String modelPath = FileSystemStorage.getInstance().getAppHomePath()
        + "/ggml-base.en.bin";
Transcriber t = WhisperRecognizer.transcriber(modelPath);
TranscriptionResult result = t.transcribe(
        new TranscriptionRequest(audioPath).setLanguageTag("en-US")).get();

String srt = result.toSrt();
String vtt = result.toVtt();

That get() call is blocking, so run it off the EDT or use the returned AsyncResource callback. Those segment timestamps are the missing link between “we transcribed the video” and “the video has subtitles.” A generated training clip, game replay, tutorial or support recording can now get caption files automatically.

The Whisper PR also fixed native packaging gaps: Android now ships a JNI AAR with native slices, iOS exposes timed segments, JavaSE keeps a fallback segment, Linux and Windows native bridge modules are packaged, and JavaScript is explicitly unsupported.

Where MorphTransition Fits

PR #5314 is listed as a smaller enhancement in the release post, but it connects directly to media generation. MorphTransition is now scrubbable:

MorphTransition transition = MorphTransition.create(300)
        .snapshotMode(true)
        .opacity("card", 0, 255)
        .scale("card", 0.8f, 1.0f)
        .rotation("card", -0.2f, 0);

transition.setProgress(0.5);

Scrubbing means a transition can be rendered deterministically at progress 0.0, 0.1, 0.2, and onward. That is exactly what a video export loop needs.

Platform Backends

The backends use native media stacks rather than one portable lowest-common-denominator codec:

  • JavaSE and the simulator use bundled ffmpeg/ffprobe.
  • iOS and macOS use AVFoundation.
  • Android uses MediaCodec, MediaMuxer, MediaExtractor and MediaMetadataRetriever.
  • Windows uses Media Foundation.
  • Linux uses GStreamer.
  • JavaScript uses HTML5 video/canvas decode and WebCodecs encode.

This gives each platform the codec set and acceleration it already has.

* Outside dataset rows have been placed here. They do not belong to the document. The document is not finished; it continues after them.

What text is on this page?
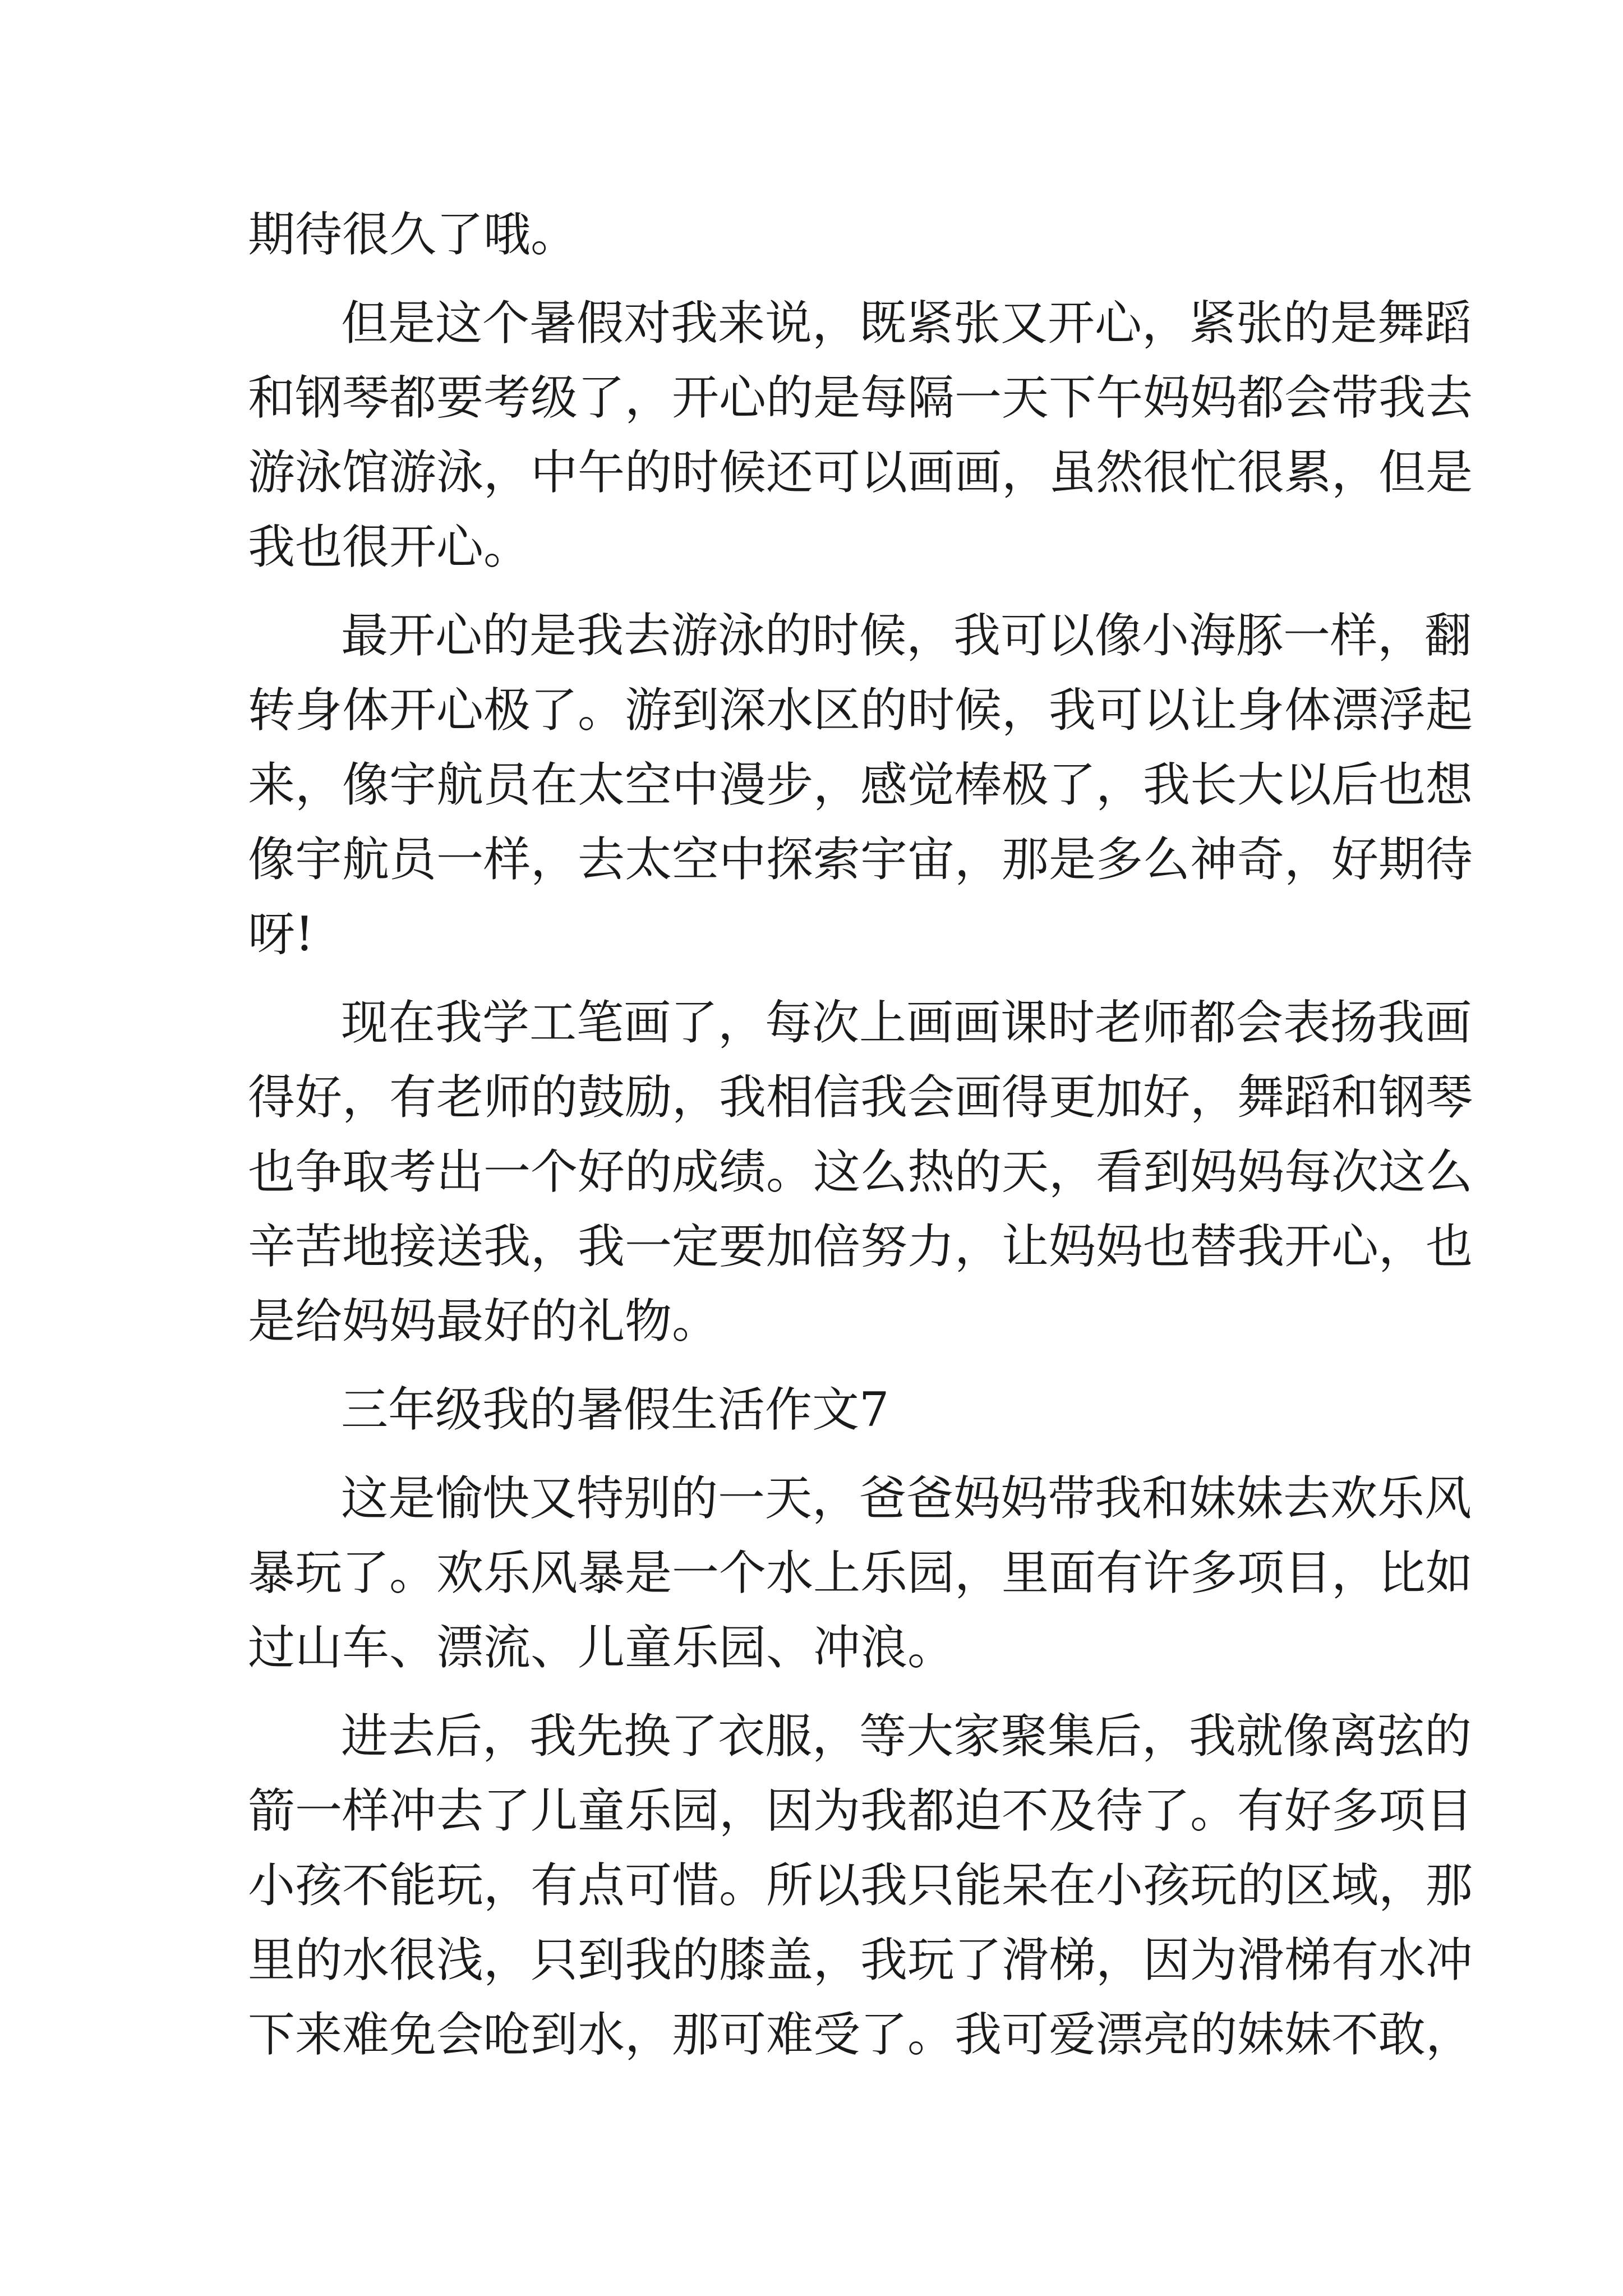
期待很久了哦。
但是这个暑假对我来说，既紧张又开心，紧张的是舞蹈
和钢琴都要考级了，开心的是每隔一天下午妈妈都会带我去
游泳馆游泳，中午的时候还可以画画，虽然很忙很累，但是
我也很开心。
最开心的是我去游泳的时候，我可以像小海豚一样，翻
转身体开心极了。游到深水区的时候，我可以让身体漂浮起
来，像宇航员在太空中漫步，感觉棒极了，我长大以后也想
像宇航员一样，去太空中探索宇宙，那是多么神奇，好期待
呀!
现在我学工笔画了，每次上画画课时老师都会表扬我画
得好，有老师的鼓励，我相信我会画得更加好，舞蹈和钢琴
也争取考出一个好的成绩。这么热的天，看到妈妈每次这么
辛苦地接送我，我一定要加倍努力，让妈妈也替我开心，也
是给妈妈最好的礼物。
三年级我的暑假生活作文7
这是愉快又特别的一天，爸爸妈妈带我和妹妹去欢乐风
暴玩了。欢乐风暴是一个水上乐园，里面有许多项目，比如
过山车、漂流、儿童乐园、冲浪。
进去后，我先换了衣服，等大家聚集后，我就像离弦的
箭一样冲去了儿童乐园，因为我都迫不及待了。有好多项目
小孩不能玩，有点可惜。所以我只能呆在小孩玩的区域，那
里的水很浅，只到我的膝盖，我玩了滑梯，因为滑梯有水冲
下来难免会呛到水，那可难受了。我可爱漂亮的妹妹不敢，
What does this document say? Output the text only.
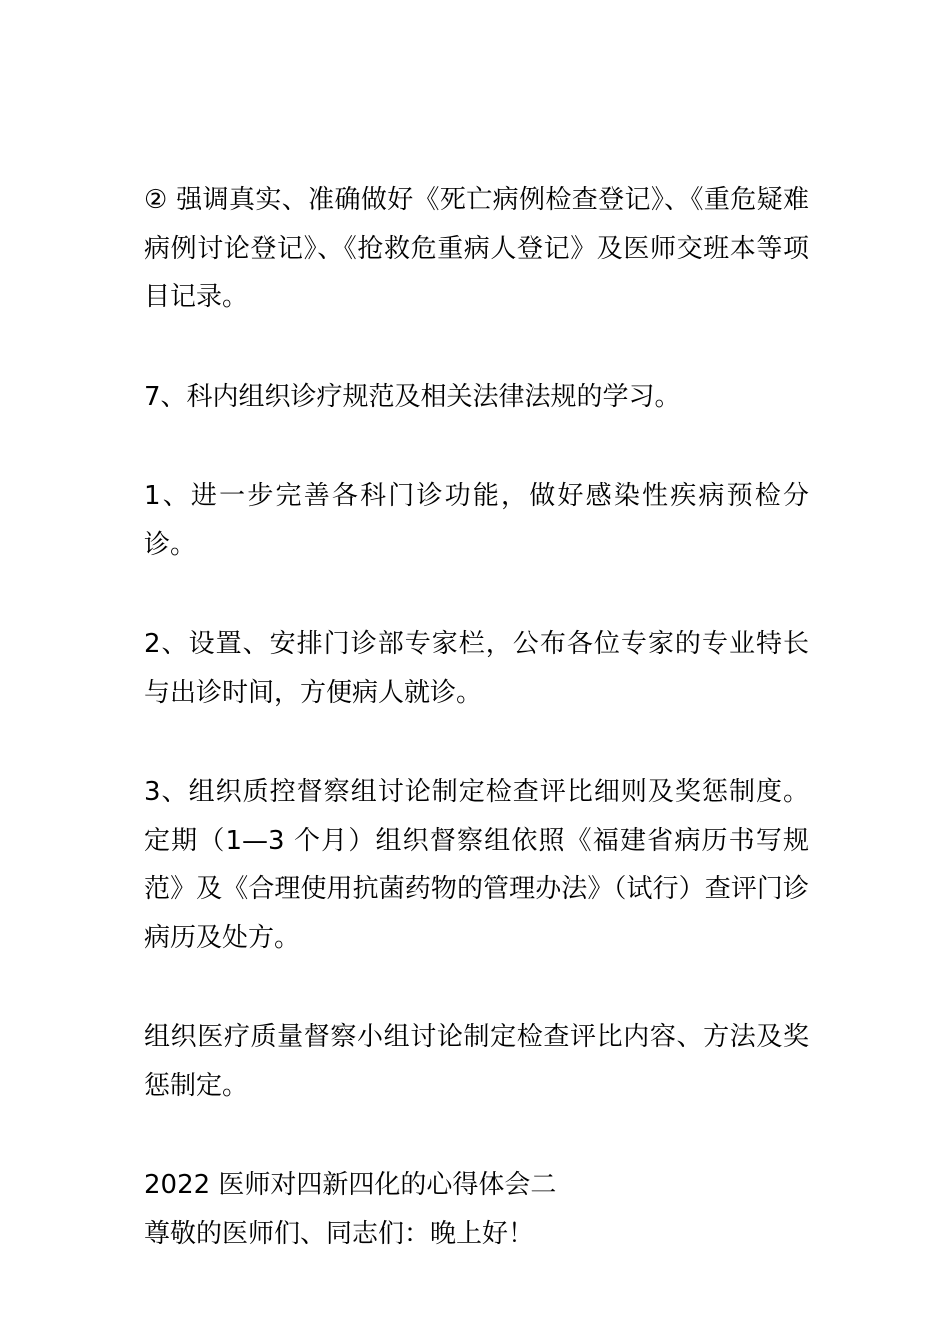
② 强调真实、准确做好《死亡病例检查登记》、《重危疑难病例讨论登记》、《抢救危重病人登记》及医师交班本等项目记录。

7、科内组织诊疗规范及相关法律法规的学习。

1、进一步完善各科门诊功能，做好感染性疾病预检分诊。

2、设置、安排门诊部专家栏，公布各位专家的专业特长与出诊时间，方便病人就诊。

3、组织质控督察组讨论制定检查评比细则及奖惩制度。定期（1—3 个月）组织督察组依照《福建省病历书写规范》及《合理使用抗菌药物的管理办法》（试行）查评门诊病历及处方。

组织医疗质量督察小组讨论制定检查评比内容、方法及奖惩制定。

2022 医师对四新四化的心得体会二

尊敬的医师们、同志们：晚上好！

App code still starts from the same VideoIO facade.

Wrapping Up

Video export used to be something a Codename One app handed off to a backend or a native library. Now the app can render frames, mix PCM, encode a video, decode it back for validation, and generate timed captions. That opens up tutorials, game clips, social exports, support recordings, animated explainers and media QA workflows from the same Java codebase.

No special revenue model is attached to that. The app generates the media. The app owns the output.